The ICF, he further alleges, failed to provide a sufficient number of stewards and failed to take appropriate steps against the first two named defendants who, it was alleged, was causing problems during the race.

The defendants had denied the claims. They claimed Mr Geary failed to keep a proper lookout and failed to have any due regard for his own safety.

However in his judgment Mr Justice Kearns said that when he took all the facts into consideration he could not find any breach of duty of care by the defendants in the action.

The Judge said that the any adverse finding against the IFC in this case would have been “very harsh”.

The Judge said from the evidence there were no complaints made about Mr Rostaing’s driving during the race. The Judge said he was also satisfied that Mr Rostaing had followed established protocol for service vehicles during races.

The Judge said that in competitive races “cyclists have to be mindful of dangers” when descending on narrow roads, as was the case in this instance, particularly those posed by service vehicles.

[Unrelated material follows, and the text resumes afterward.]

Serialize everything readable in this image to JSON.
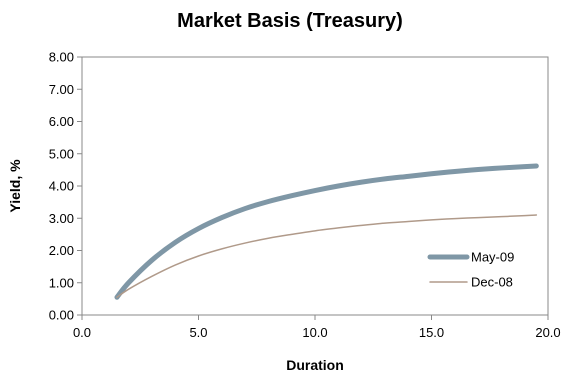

The Judge also stated that it does not necessary follow that there has been negligence when accidents occur involving willing participants in high-risk sports such as boxing or cycling. That was something that should be taken into account by anyone considering taking an action arising out of an injury sustained in a dangerous sport.

The Judge said that there was a lot of truth in the statement that “sports and courts should stay far away from each other”.